Now comes some processing that depends on the values in the configuration hash, so we recover the $cfg variable by calling Apache::ModuleConfig's get() method:

    my $cfg = Apache::ModuleConfig->get($r);

The next task is to parse out the requested file's extensions and use them to set the file's MIME type and/or language.

    for my $ext (LWP::MediaTypes::file_exts($r->filename)) {
      if(my $type = $cfg->{'language_types'}->{$ext}) {
          my $ltypes = $r->content_languages;
          push @$ltypes, $type;
          $r->content_languages($ltypes);
      }

Using the LWP::MediaTypes function file_exts(), we split out all the extensions in the requested document's filename and loop through them. This allows a file named travel.html.fr to be recognized and dealt with appropriately.
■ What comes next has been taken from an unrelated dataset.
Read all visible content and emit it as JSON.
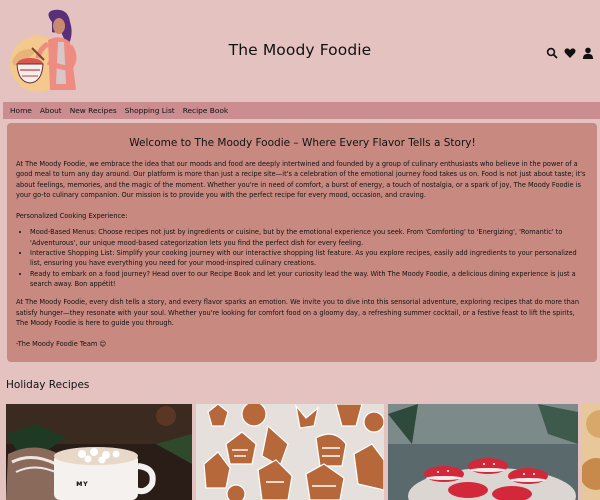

We first check whether the extension matches one of the extensions in the configuration object's language_types key. If so, we use the extension to set the language code for the document. Although it is somewhat unusual, the HTTP specification allows a document to specify multiple languages in its Content-Language field, so we go to some lengths to merge multiple language codes into one long list which we then set with the request object's content_languages() method.

       if(my $type = $cfg->{'handlers'}->{$ext} and !$r->proxyreq) {
           $r->handler($type);
       }
    }

While still in the loop, we deal with the content handler for the request. We check whether the extension is among the ones defined in the configuration variable's handlers hash. If so, we call the request object's handler() method to set the content handler to the indicated value. The only catch is that if the current transaction is a proxy request, we do not want to alter the content handler because another module may have set the content handler during the URI translation phase.
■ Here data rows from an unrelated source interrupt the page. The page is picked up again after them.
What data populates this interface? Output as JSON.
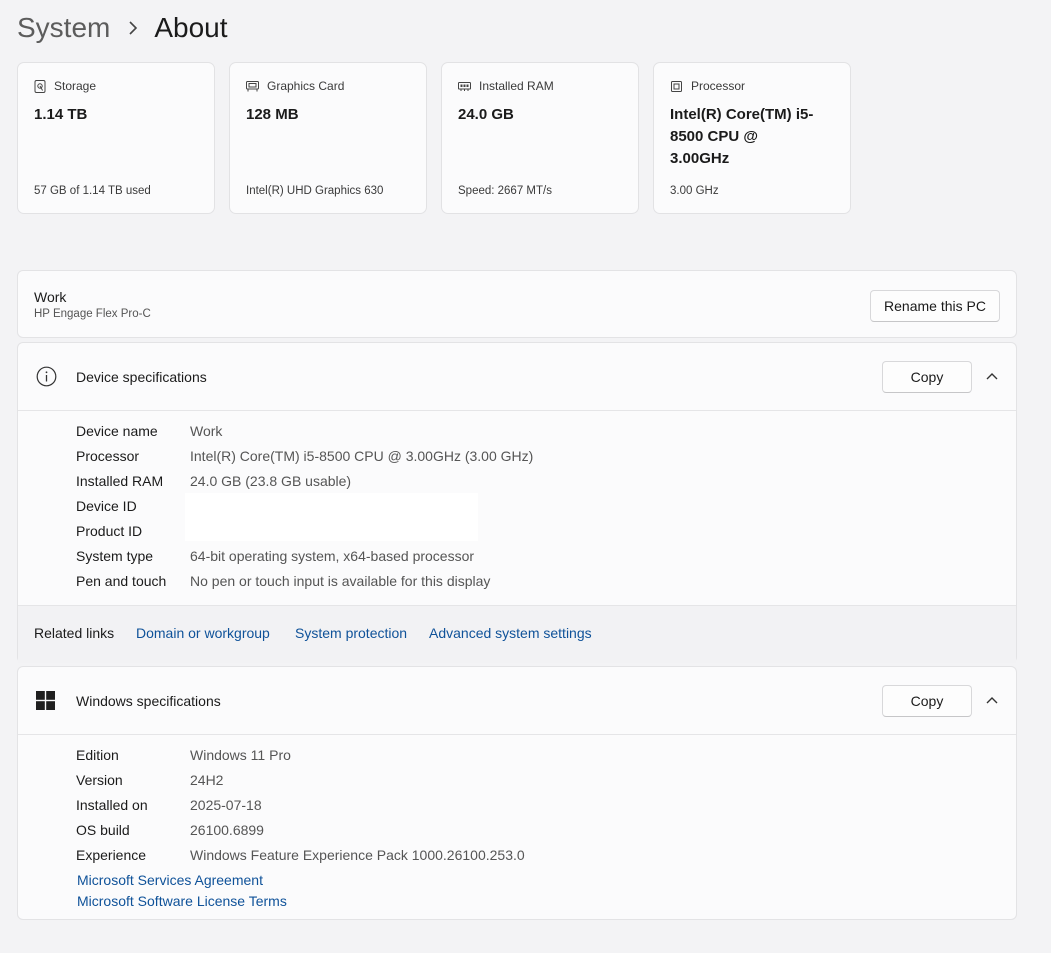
{
  "breadcrumb": {
    "parent": "System",
    "separator_icon": "chevron-right-icon",
    "current": "About"
  },
  "cards": [
    {
      "icon": "storage-icon",
      "label": "Storage",
      "value": "1.14 TB",
      "detail": "57 GB of 1.14 TB used"
    },
    {
      "icon": "graphics-card-icon",
      "label": "Graphics Card",
      "value": "128 MB",
      "detail": "Intel(R) UHD Graphics 630"
    },
    {
      "icon": "ram-icon",
      "label": "Installed RAM",
      "value": "24.0 GB",
      "detail": "Speed: 2667 MT/s"
    },
    {
      "icon": "processor-icon",
      "label": "Processor",
      "value": "Intel(R) Core(TM) i5-8500 CPU @ 3.00GHz",
      "detail": "3.00 GHz"
    }
  ],
  "pc": {
    "name": "Work",
    "model": "HP Engage Flex Pro-C",
    "rename_label": "Rename this PC"
  },
  "device_specs": {
    "icon": "info-icon",
    "title": "Device specifications",
    "copy_label": "Copy",
    "rows": [
      {
        "label": "Device name",
        "value": "Work"
      },
      {
        "label": "Processor",
        "value": "Intel(R) Core(TM) i5-8500 CPU @ 3.00GHz (3.00 GHz)"
      },
      {
        "label": "Installed RAM",
        "value": "24.0 GB (23.8 GB usable)"
      },
      {
        "label": "Device ID",
        "value": ""
      },
      {
        "label": "Product ID",
        "value": ""
      },
      {
        "label": "System type",
        "value": "64-bit operating system, x64-based processor"
      },
      {
        "label": "Pen and touch",
        "value": "No pen or touch input is available for this display"
      }
    ]
  },
  "related_links": {
    "label": "Related links",
    "links": [
      "Domain or workgroup",
      "System protection",
      "Advanced system settings"
    ]
  },
  "windows_specs": {
    "icon": "windows-logo-icon",
    "title": "Windows specifications",
    "copy_label": "Copy",
    "rows": [
      {
        "label": "Edition",
        "value": "Windows 11 Pro"
      },
      {
        "label": "Version",
        "value": "24H2"
      },
      {
        "label": "Installed on",
        "value": "2025-07-18"
      },
      {
        "label": "OS build",
        "value": "26100.6899"
      },
      {
        "label": "Experience",
        "value": "Windows Feature Experience Pack 1000.26100.253.0"
      }
    ],
    "links": [
      "Microsoft Services Agreement",
      "Microsoft Software License Terms"
    ]
  },
  "colors": {
    "link": "#0f5299",
    "background": "#f3f3f5",
    "card": "#fbfbfc"
  }
}
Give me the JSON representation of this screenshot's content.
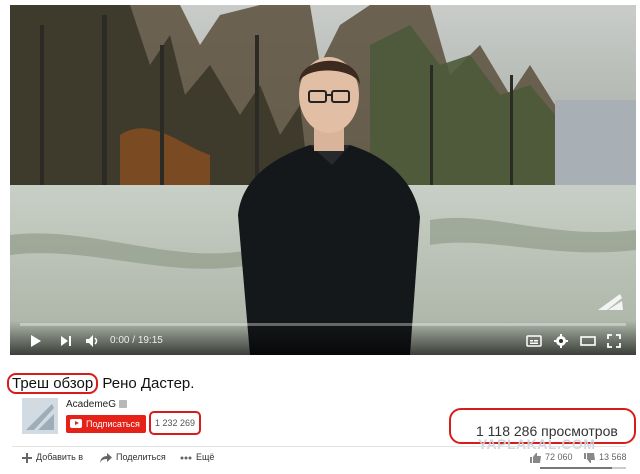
{
  "player": {
    "time_current": "0:00",
    "time_separator": "/",
    "time_total": "19:15",
    "progress": 0
  },
  "video": {
    "title_highlighted": "Треш обзор",
    "title_rest": " Рено Дастер."
  },
  "channel": {
    "name": "AcademeG",
    "subscribe_label": "Подписаться",
    "subscriber_count": "1 232 269"
  },
  "stats": {
    "views": "1 118 286 просмотров",
    "likes": "72 060",
    "dislikes": "13 568",
    "like_ratio": 0.84
  },
  "actions": {
    "add_to": "Добавить в",
    "share": "Поделиться",
    "more": "Ещё"
  },
  "watermark": "YAPLAKAL.COM",
  "colors": {
    "highlight": "#d81c1c",
    "subscribe": "#e62117"
  }
}
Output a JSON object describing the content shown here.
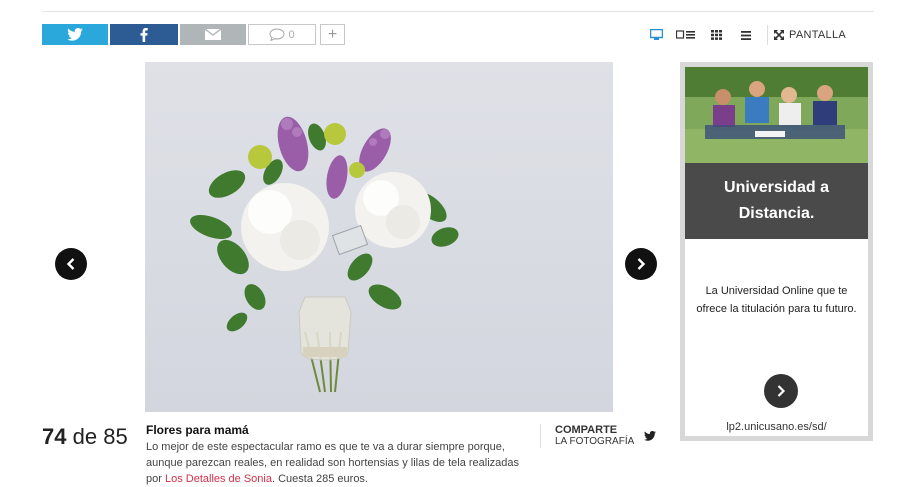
{
  "toolbar": {
    "share_buttons": [
      {
        "network": "twitter",
        "icon": "twitter-icon",
        "color": "#2aa8dc"
      },
      {
        "network": "facebook",
        "icon": "facebook-icon",
        "color": "#2d5b94"
      },
      {
        "network": "email",
        "icon": "envelope-icon",
        "color": "#b0b5b8"
      }
    ],
    "comments_count": "0",
    "add_label": "+",
    "view_modes": [
      "slideshow-view-icon",
      "list-view-icon",
      "grid-view-icon",
      "menu-view-icon"
    ],
    "fullscreen_label": "PANTALLA"
  },
  "gallery": {
    "current": "74",
    "separator": "de",
    "total": "85",
    "caption_title": "Flores para mamá",
    "caption_text_before": "Lo mejor de este espectacular ramo es que te va a durar siempre porque, aunque parezcan reales, en realidad son hortensias y lilas de tela realizadas por ",
    "caption_link": "Los Detalles de Sonia",
    "caption_text_after": ". Cuesta 285 euros.",
    "share_label_1": "COMPARTE",
    "share_label_2": "LA FOTOGRAFÍA",
    "link_color": "#d0324b"
  },
  "ad": {
    "headline": "Universidad a Distancia.",
    "body": "La Universidad Online que te ofrece la titulación para tu futuro.",
    "url": "lp2.unicusano.es/sd/"
  }
}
    $r->content_type($cfg->{'type'}) if $cfg->{'type'};        
$r->handler($cfg->{'handler'}) if $cfg->{'handler'};

After looping through the file extensions, we handle the ForceType and SetHandler directives, which have the effect of overriding file extensions. If the configuration key type is nonempty, we use it to force the MIME type to the specified value. Likewise, if handler is nonempty, we again call handler(), replacing whatever content handler was there before.

    return OK;
}

At the end of handler(), we return OK to tell Apache that the MIME type checking phase has been handled successfully.
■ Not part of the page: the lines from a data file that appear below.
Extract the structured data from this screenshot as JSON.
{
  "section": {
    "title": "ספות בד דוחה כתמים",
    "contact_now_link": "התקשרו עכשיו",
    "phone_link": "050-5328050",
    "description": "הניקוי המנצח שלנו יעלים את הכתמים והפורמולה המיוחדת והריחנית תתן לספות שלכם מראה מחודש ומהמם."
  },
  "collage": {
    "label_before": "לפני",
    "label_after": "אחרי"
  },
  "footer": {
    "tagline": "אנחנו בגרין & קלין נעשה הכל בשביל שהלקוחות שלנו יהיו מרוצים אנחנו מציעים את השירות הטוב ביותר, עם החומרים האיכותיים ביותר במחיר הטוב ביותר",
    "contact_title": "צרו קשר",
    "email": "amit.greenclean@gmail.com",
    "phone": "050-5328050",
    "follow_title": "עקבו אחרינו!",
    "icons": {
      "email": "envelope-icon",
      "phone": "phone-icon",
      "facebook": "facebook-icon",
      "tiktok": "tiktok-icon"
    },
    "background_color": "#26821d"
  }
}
Although this module was presented mainly as an exercise, with minimal work it can be used to improve on mod_mime. For example, you might have noticed that the standard mod_mime has no ForceEncoding or ForceLanguage directives that allow you to override the file extension mappings in the way that you can with ForceType. This is easy enough to fix in Apache::MIME by adding the appropriate directive definitions and callbacks.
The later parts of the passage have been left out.